I once knew a woman who was obsessed with the idea that love and only love could save her.
Love, for her, was enough.
It was the end goal, first prize, the ultimate blessing from the universe.
I can hear John Lennon singing in the back of my head, “All you need is love…”
The woman I knew went through a string of relationships that usually ended in heartbreak, until one night. She had dinner with a man who quite literally stole her breath away. It had been the first date of single woman dreams.
On the other side of town, as I sat like a couch potato on a Saturday night watching reruns of “Friends,” I received a voice note from her, sent from the bathroom of the restaurant.
Her words and intentions were clear, “Mandy, I am going to marry this man.”
Talk about a whirlwind.
It went from a few short weeks of casual dating to moving in together, to step parenting and, finally, within six months, a wedding.
She had secured herself the fairytale ending.
All she needed was love.
Sadly, in our culture, we idealize love and create impossible expectations rooted in illusion.
The woman I knew believed that love is a cure-all for life’s pains and struggles.
Hell, even Hollywood likes to spend time brainwashing us with the fantasy of happily-ever-after, but the reality is vastly different.
When we find ourselves in the mindset of, “love is enough,” we start to ignore fundamental values of respect, honesty, humility, and commitment, amongst others. Our partners can essentially do anything, and in the name of almighty love, all will be forgiven and overlooked.
A few years later, that woman became a shell of her former self. It was beyond hard to witness it. She got divorced—after having spent years with a man who made her desperately unhappy, sticking it out with the cry of, “But, I love him!” until she no longer knew who the f*ck she was.
Love is not enough.
Love is exquisitely beautiful and necessary. I am not love-bashing—but it is not enough to sustain healthy relationships of any kind. We need a myriad of other components to make love a success.

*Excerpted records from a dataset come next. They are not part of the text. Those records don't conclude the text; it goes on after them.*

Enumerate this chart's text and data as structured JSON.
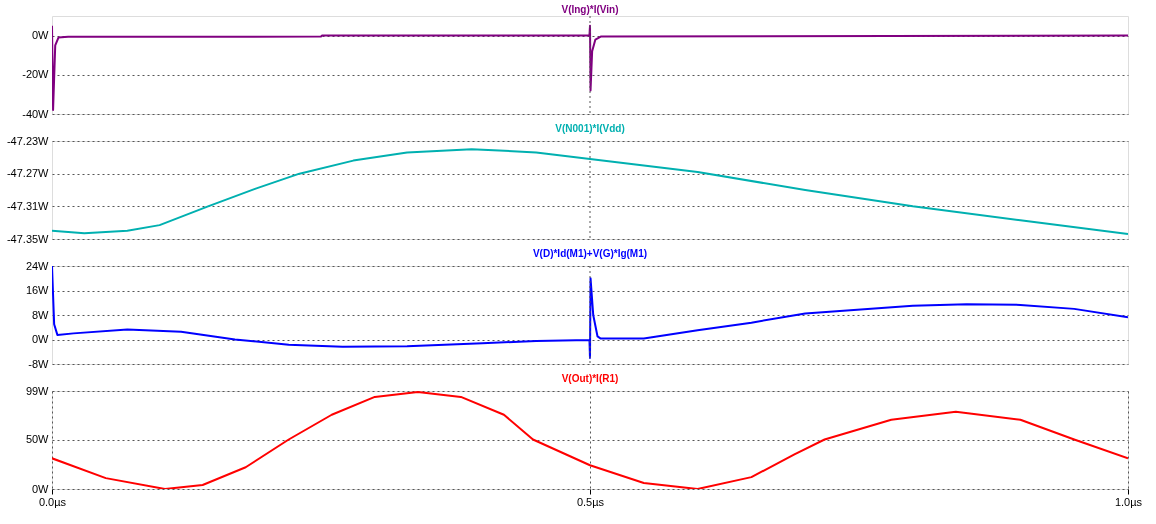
{
  "chart_data": [
    {
      "type": "line",
      "title": "V(Ing)*I(Vin)",
      "xlim": [
        0,
        1
      ],
      "ylim": [
        -40,
        10
      ],
      "yticks": [
        {
          "value": -40,
          "label": "-40W"
        },
        {
          "value": -20,
          "label": "-20W"
        },
        {
          "value": 0,
          "label": "0W"
        }
      ],
      "grid": "y",
      "tick_labels": "y",
      "line_style": "solid",
      "ref_lines": [
        {
          "axis": "x",
          "value": 0.5,
          "line_style": "dotted"
        }
      ],
      "x": [
        0,
        0.001,
        0.003,
        0.006,
        0.015,
        0.25,
        0.251,
        0.49,
        0.4995,
        0.5,
        0.5005,
        0.502,
        0.505,
        0.51,
        1.0
      ],
      "series": [
        {
          "color": "#800080",
          "values": [
            5,
            -38,
            -5,
            -1,
            -0.6,
            -0.5,
            0,
            0,
            0,
            5,
            -28,
            -8,
            -2,
            -0.5,
            0
          ]
        }
      ]
    },
    {
      "type": "line",
      "title": "V(N001)*I(Vdd)",
      "xlim": [
        0,
        1
      ],
      "ylim": [
        -47.35,
        -47.23
      ],
      "yticks": [
        {
          "value": -47.35,
          "label": "-47.35W"
        },
        {
          "value": -47.31,
          "label": "-47.31W"
        },
        {
          "value": -47.27,
          "label": "-47.27W"
        },
        {
          "value": -47.23,
          "label": "-47.23W"
        }
      ],
      "grid": "y",
      "tick_labels": "y",
      "line_style": "solid",
      "ref_lines": [
        {
          "axis": "x",
          "value": 0.5,
          "line_style": "dotted"
        }
      ],
      "x": [
        0,
        0.03,
        0.07,
        0.1,
        0.145,
        0.19,
        0.23,
        0.28,
        0.33,
        0.39,
        0.45,
        0.5,
        0.6,
        0.7,
        0.8,
        0.9,
        1.0
      ],
      "series": [
        {
          "color": "#00b0b0",
          "values": [
            -47.34,
            -47.343,
            -47.34,
            -47.333,
            -47.31,
            -47.288,
            -47.27,
            -47.254,
            -47.244,
            -47.24,
            -47.244,
            -47.252,
            -47.268,
            -47.29,
            -47.31,
            -47.327,
            -47.344
          ]
        }
      ]
    },
    {
      "type": "line",
      "title": "V(D)*Id(M1)+V(G)*Ig(M1)",
      "xlim": [
        0,
        1
      ],
      "ylim": [
        -8,
        24
      ],
      "yticks": [
        {
          "value": -8,
          "label": "-8W"
        },
        {
          "value": 0,
          "label": "0W"
        },
        {
          "value": 8,
          "label": "8W"
        },
        {
          "value": 16,
          "label": "16W"
        },
        {
          "value": 24,
          "label": "24W"
        }
      ],
      "grid": "y",
      "tick_labels": "y",
      "line_style": "solid",
      "ref_lines": [
        {
          "axis": "x",
          "value": 0.5,
          "line_style": "dotted"
        }
      ],
      "x": [
        0,
        0.002,
        0.005,
        0.02,
        0.07,
        0.12,
        0.17,
        0.22,
        0.27,
        0.33,
        0.4,
        0.45,
        0.4995,
        0.5,
        0.5005,
        0.503,
        0.507,
        0.51,
        0.55,
        0.6,
        0.65,
        0.7,
        0.8,
        0.85,
        0.9,
        0.95,
        1.0
      ],
      "series": [
        {
          "color": "#0000ff",
          "values": [
            24,
            5,
            1.5,
            2,
            3.3,
            2.5,
            0,
            -1.7,
            -2.4,
            -2.2,
            -1.2,
            -0.5,
            -0.2,
            -6,
            20,
            8,
            1,
            0.3,
            0.3,
            3,
            5.5,
            8.5,
            11,
            11.5,
            11.3,
            10,
            7.3
          ]
        }
      ]
    },
    {
      "type": "line",
      "title": "V(Out)*I(R1)",
      "xlim": [
        0,
        1
      ],
      "xticks": [
        {
          "value": 0,
          "label": "0.0µs"
        },
        {
          "value": 0.5,
          "label": "0.5µs"
        },
        {
          "value": 1,
          "label": "1.0µs"
        }
      ],
      "ylim": [
        0,
        99
      ],
      "yticks": [
        {
          "value": 0,
          "label": "0W"
        },
        {
          "value": 50,
          "label": "50W"
        },
        {
          "value": 99,
          "label": "99W"
        }
      ],
      "grid": true,
      "line_style": "solid",
      "x": [
        0,
        0.05,
        0.105,
        0.14,
        0.18,
        0.22,
        0.26,
        0.3,
        0.34,
        0.38,
        0.42,
        0.447,
        0.5,
        0.55,
        0.6,
        0.65,
        0.69,
        0.718,
        0.78,
        0.84,
        0.9,
        0.95,
        1.0
      ],
      "series": [
        {
          "color": "#ff0000",
          "values": [
            31,
            11,
            0,
            4,
            22,
            50,
            75,
            93,
            98,
            93,
            75,
            50,
            24,
            6,
            0,
            12,
            35,
            50,
            70,
            78,
            70,
            50,
            31
          ]
        }
      ]
    }
  ]
}
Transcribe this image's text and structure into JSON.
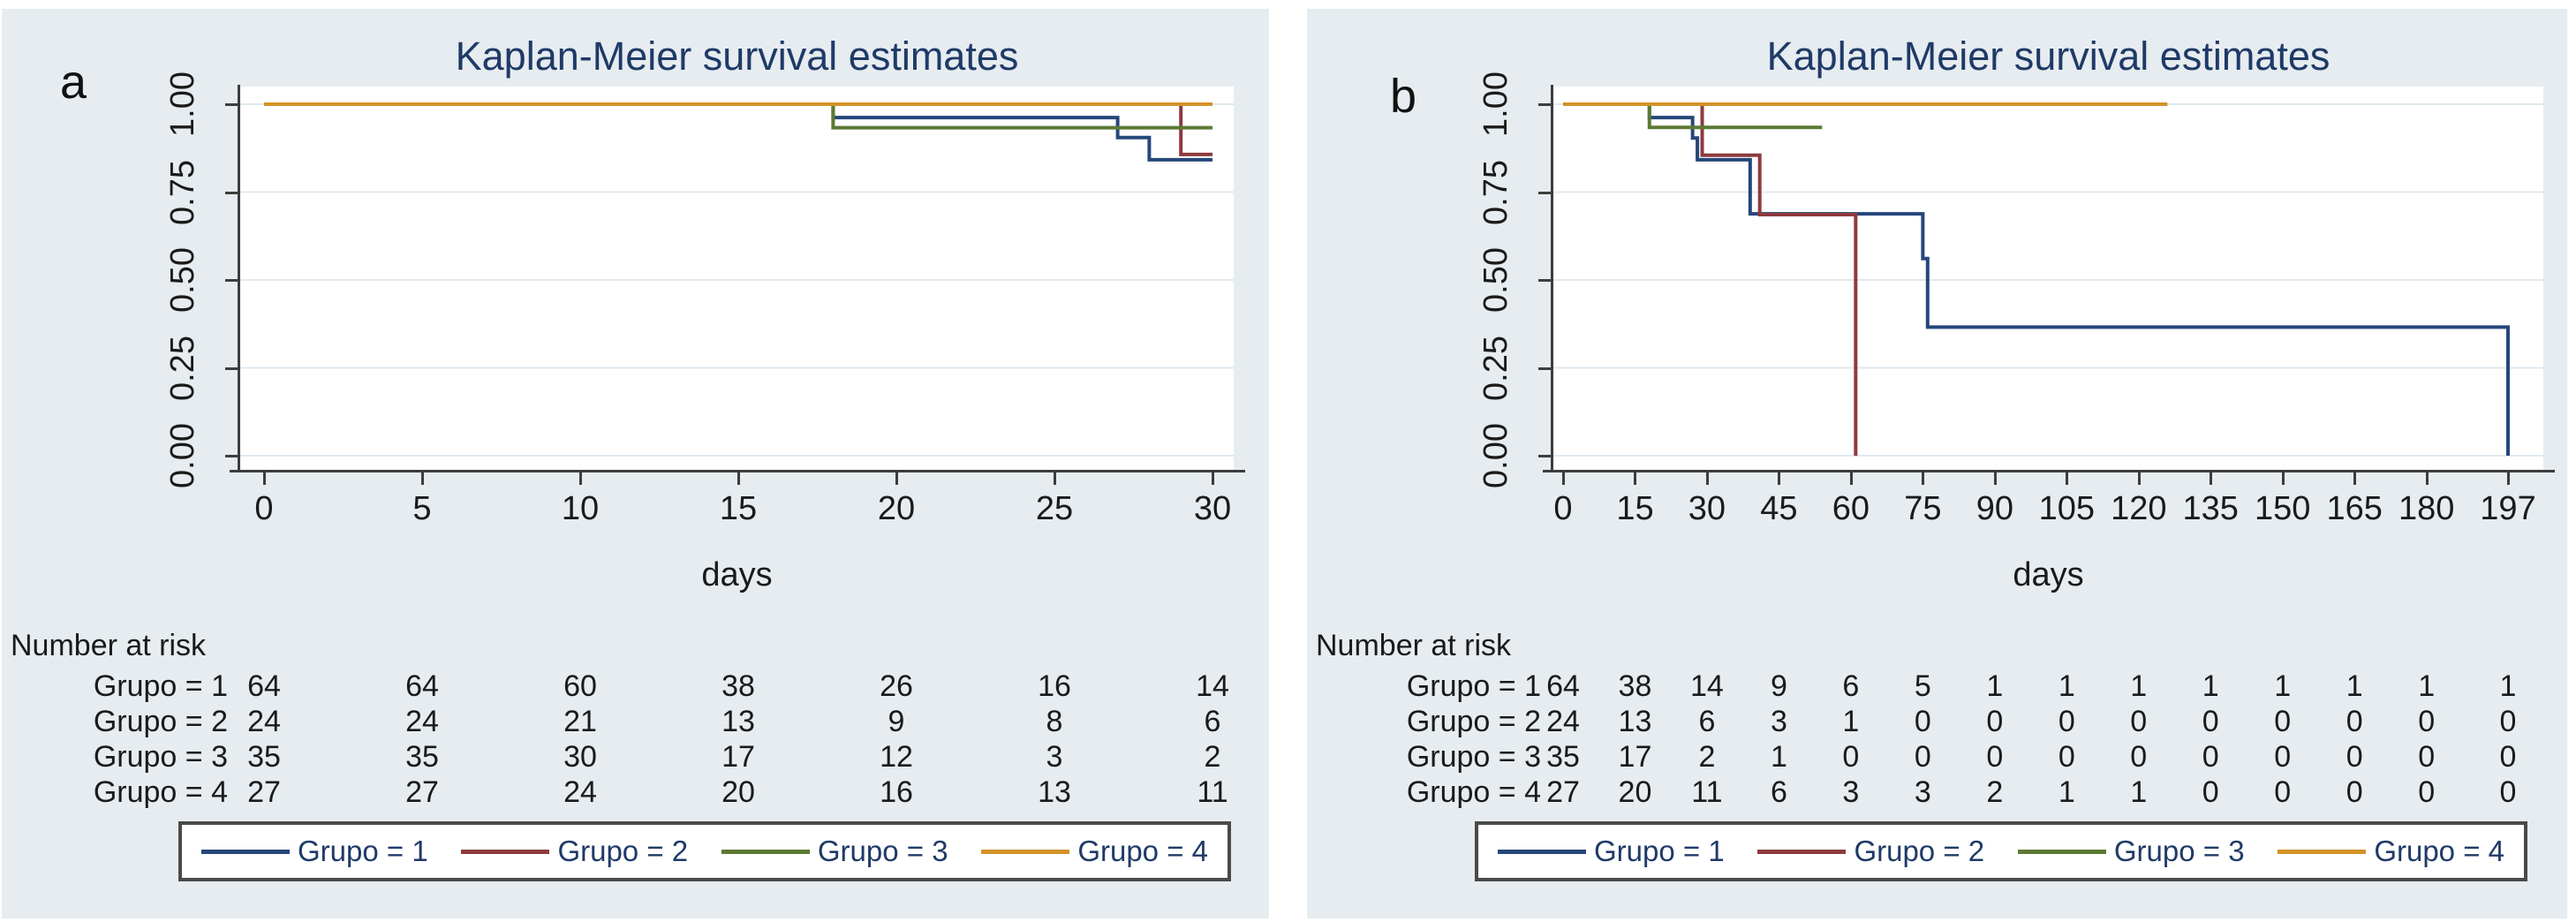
{
  "figure_labels": {
    "panel_a": "a",
    "panel_b": "b"
  },
  "chart_data": [
    {
      "type": "line",
      "subtype": "kaplan-meier-step",
      "corner_label": "a",
      "title": "Kaplan-Meier survival estimates",
      "xlabel": "days",
      "ylim": [
        0,
        1
      ],
      "xmax": 30,
      "grid": true,
      "legend_position": "bottom",
      "y_tick_values": [
        0,
        0.25,
        0.5,
        0.75,
        1
      ],
      "y_tick_labels": [
        "0.00",
        "0.25",
        "0.50",
        "0.75",
        "1.00"
      ],
      "x_tick_values": [
        0,
        5,
        10,
        15,
        20,
        25,
        30
      ],
      "x_tick_labels": [
        "0",
        "5",
        "10",
        "15",
        "20",
        "25",
        "30"
      ],
      "series": [
        {
          "name": "Grupo = 1",
          "color": "#25477b",
          "points": [
            [
              0,
              1
            ],
            [
              18,
              0.962
            ],
            [
              27,
              0.905
            ],
            [
              28,
              0.842
            ],
            [
              30,
              0.842
            ]
          ]
        },
        {
          "name": "Grupo = 2",
          "color": "#8e3a3e",
          "points": [
            [
              0,
              1
            ],
            [
              29,
              0.857
            ],
            [
              30,
              0.857
            ]
          ]
        },
        {
          "name": "Grupo = 3",
          "color": "#5c7a34",
          "points": [
            [
              0,
              1
            ],
            [
              18,
              0.933
            ],
            [
              30,
              0.933
            ]
          ]
        },
        {
          "name": "Grupo = 4",
          "color": "#d39327",
          "points": [
            [
              0,
              1
            ],
            [
              30,
              1
            ]
          ]
        }
      ],
      "number_at_risk": {
        "header": "Number at risk",
        "rows": [
          {
            "label": "Grupo = 1",
            "values": [
              64,
              64,
              60,
              38,
              26,
              16,
              14
            ]
          },
          {
            "label": "Grupo = 2",
            "values": [
              24,
              24,
              21,
              13,
              9,
              8,
              6
            ]
          },
          {
            "label": "Grupo = 3",
            "values": [
              35,
              35,
              30,
              17,
              12,
              3,
              2
            ]
          },
          {
            "label": "Grupo = 4",
            "values": [
              27,
              27,
              24,
              20,
              16,
              13,
              11
            ]
          }
        ]
      }
    },
    {
      "type": "line",
      "subtype": "kaplan-meier-step",
      "corner_label": "b",
      "title": "Kaplan-Meier survival estimates",
      "xlabel": "days",
      "ylim": [
        0,
        1
      ],
      "xmax": 197,
      "grid": true,
      "legend_position": "bottom",
      "y_tick_values": [
        0,
        0.25,
        0.5,
        0.75,
        1
      ],
      "y_tick_labels": [
        "0.00",
        "0.25",
        "0.50",
        "0.75",
        "1.00"
      ],
      "x_tick_values": [
        0,
        15,
        30,
        45,
        60,
        75,
        90,
        105,
        120,
        135,
        150,
        165,
        180,
        197
      ],
      "x_tick_labels": [
        "0",
        "15",
        "30",
        "45",
        "60",
        "75",
        "90",
        "105",
        "120",
        "135",
        "150",
        "165",
        "180",
        "197"
      ],
      "series": [
        {
          "name": "Grupo = 1",
          "color": "#25477b",
          "points": [
            [
              0,
              1
            ],
            [
              18,
              0.962
            ],
            [
              27,
              0.904
            ],
            [
              28,
              0.842
            ],
            [
              39,
              0.688
            ],
            [
              75,
              0.561
            ],
            [
              76,
              0.366
            ],
            [
              197,
              0
            ]
          ]
        },
        {
          "name": "Grupo = 2",
          "color": "#8e3a3e",
          "points": [
            [
              0,
              1
            ],
            [
              29,
              0.855
            ],
            [
              41,
              0.686
            ],
            [
              61,
              0
            ]
          ]
        },
        {
          "name": "Grupo = 3",
          "color": "#5c7a34",
          "points": [
            [
              0,
              1
            ],
            [
              18,
              0.934
            ],
            [
              54,
              0.934
            ]
          ]
        },
        {
          "name": "Grupo = 4",
          "color": "#d39327",
          "points": [
            [
              0,
              1
            ],
            [
              126,
              1
            ]
          ]
        }
      ],
      "number_at_risk": {
        "header": "Number at risk",
        "rows": [
          {
            "label": "Grupo = 1",
            "values": [
              64,
              38,
              14,
              9,
              6,
              5,
              1,
              1,
              1,
              1,
              1,
              1,
              1,
              1
            ]
          },
          {
            "label": "Grupo = 2",
            "values": [
              24,
              13,
              6,
              3,
              1,
              0,
              0,
              0,
              0,
              0,
              0,
              0,
              0,
              0
            ]
          },
          {
            "label": "Grupo = 3",
            "values": [
              35,
              17,
              2,
              1,
              0,
              0,
              0,
              0,
              0,
              0,
              0,
              0,
              0,
              0
            ]
          },
          {
            "label": "Grupo = 4",
            "values": [
              27,
              20,
              11,
              6,
              3,
              3,
              2,
              1,
              1,
              0,
              0,
              0,
              0,
              0
            ]
          }
        ]
      }
    }
  ]
}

Here are a few truths about love:
1. Love is not the same as compatibility
Love is based on emotion, whereas compatibility is based in logic. Just because we have the capacity to fall madly in love with someone does not equal them being a good partner for us in the short-term or long-term.
We can very well fall in love with someone who treats us poorly, makes us question our own morals and values, or can bring us down with them. We can also fall in love with someone who has a completely different set of life goals to us, and that is a recipe for a disastrous union. It’s doomed even before it has begun.
This is how we invite toxicity into our lives. We ignore what we need and what we want, and we justify it in the name of love.
2. Love will not solve your problems.
If you suffer from low self-worth, if you struggle to deal with your problems on your own, if you struggle with living your life to your full potential, love is not going to save you from that.
Another person is not a magic elixir that will make you conquer mountains and give you wings; they will, most likely, become a scratching post for all that you feel you are lacking.
We can most certainly grow within love that is based on good values, but I see, too often, a need to escape into another person and misery inevitably ensues.
Now, self-love will save you because it’s based on the internal; it’s cultivated from within and doesn’t depend on anything but you. Nothing external is going to solve your problems; it starts and ends from within you. If your insides are a little f*cked up, your energy and efforts are best used there.
3. Love isn’t always worth the sacrifice.
Real, honest, and healthy love does—from time to time—require sacrifice and compromise. What a fine line we walk when we merge two lives into one. But when it comes to sacrificing our self-respect, our dignity, our ambitions, and dreams, just to be in love, that same love will ultimately lead to our utter destruction.
Love is an aid in our individuality, not a hindrance. If we find ourselves in relationships that require us to sacrifice ourselves, we are letting the concept of love being enough consume us at the expense of everything else we may hold dear and true to our hearts.
We often forget that the people we choose to spend our lives with will play a pivotal role in all aspects of our lives, from our mental, emotional, and physical health to finances and everything in between.
Please, use both your heart and your head when deciding.